What could possibly have been a new client for this vendor, resulted in a dead end and bad feelings about his company. While marketers cannot possibly customize their delivery vehicle for each and every customer, you cannot expect everyone to be open to just one method of communication.
Just as children learn in different ways, people vary in how receptive they are to new ideas from different media sources and marketers need to realize this. Some consumers see a commercial on TV, research it online and then buy in a brick and mortar store. Others will zap all commercials, but will rip ads from magazines that they read while relaxing and then buy online. Still others rely solely on social and digital media.
Each consumer has their own buying process and that same consumer usually doesn’t shop the same way all of the time. Most marketers know how important it is to reach customers repetitively to truly be effective. What is often missed is that within one demographic there are many shopping types. Cross marketing with a variety of media provides opportunities for marketers to reach their audience in a way that is most comfortable for the audience, not the marketer.

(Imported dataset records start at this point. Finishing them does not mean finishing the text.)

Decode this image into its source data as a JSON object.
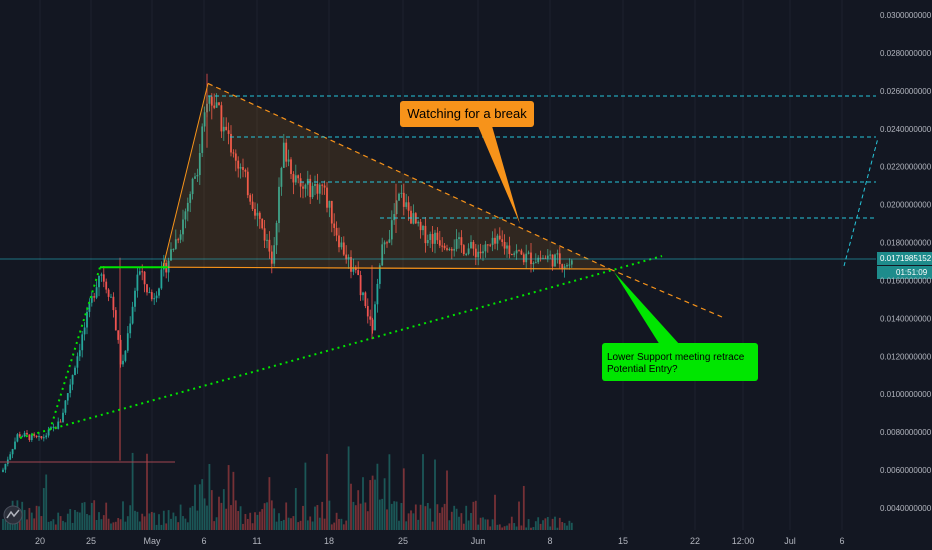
{
  "chart_data": {
    "type": "candlestick",
    "symbol_pair": "",
    "x_ticks": [
      "20",
      "25",
      "May",
      "6",
      "11",
      "18",
      "25",
      "Jun",
      "8",
      "15",
      "22",
      "12:00",
      "Jul",
      "6"
    ],
    "y_ticks": [
      "0.0300000000",
      "0.0280000000",
      "0.0260000000",
      "0.0240000000",
      "0.0220000000",
      "0.0200000000",
      "0.0180000000",
      "0.0160000000",
      "0.0140000000",
      "0.0120000000",
      "0.0100000000",
      "0.0080000000",
      "0.0060000000",
      "0.0040000000"
    ],
    "ylim": [
      0.0036,
      0.0302
    ],
    "last_price": "0.0171985152",
    "countdown": "01:51:09",
    "annotations": {
      "watch": "Watching for a break",
      "support_line1": "Lower Support meeting retrace",
      "support_line2": "Potential Entry?"
    },
    "key_points": {
      "peak_high": 0.0266,
      "triangle_apex": 0.0166,
      "flat_support": 0.0167,
      "dip_low": 0.0131
    },
    "colors": {
      "background": "#131722",
      "up": "#26a69a",
      "down": "#ef5350",
      "orange": "#f7931a",
      "green": "#00e600",
      "teal": "#26c6da",
      "last_price_bg": "#1e8c8c"
    }
  }
}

By integrating online, print, collateral, experiential and brand marketing, you can reach each consumer in a way that they are most receptive and allows them to respond in a way that is most comfortable for them.
Since electronic media is such a cost effective method to keep your brand message “pulling” customers in, do we still to need to “push” with traditional advertising?
These days, when consumers are looking for specific information, they often go online. That’s when pulling your audience in to your site through SEO, PPC, and Social Marketing shine. It’s a perfect opportunity to find a self-described interested audience that’s ready and willing to listen with an open mind to a message tailored just for them.
While customers are mentally prepared to absorb the details of your offerings, they may also be prepared to compare them mercilessly to your competition or be distracted by checking email, downloading other some other multi-tasking effort. Basically, many online consumers go on “information-gathering expeditions”. For that reason online information must always be easily accessible, quick and to the point.
So is there still a need for traditional advertising? Much of the public still has a love for magazines. First, there’s the portability and leisurely aspect traditionally associated with periodicals. Readers expect longer, more detailed articles then they usually find online so they can delve deeply into a subject. Folks read magazines because they’re interested in the subject and they have time to relax a bit. It gives them a chance to discover things they weren’t specifically looking for. Television, Radio and Out-of-Home marketing have a similar logic. Consumers exposed to traditional push advertising have a very different mindset than consumers online where research is usually the goal. Reading a magazine or watching TV is less about searching for specific information, brands or products and more about discovery.
Since the mental state of a viewer is different from online to print, it’s necessary to maintain a presence in both mediums. Whether you call it “Convergence Marketing” or “Integrated Marketing”, building a joint online and offline marketing campaign is not just a matter of adapting the message to the medium. It also requires adapting the message to the mindset. And while the specifics of the content change, the basic strategy, positioning and overall image should remain consistent to compliment and support one another. A well executed integrated push-pull marketing campaign is ultimately more effective than the sum of it’s parts.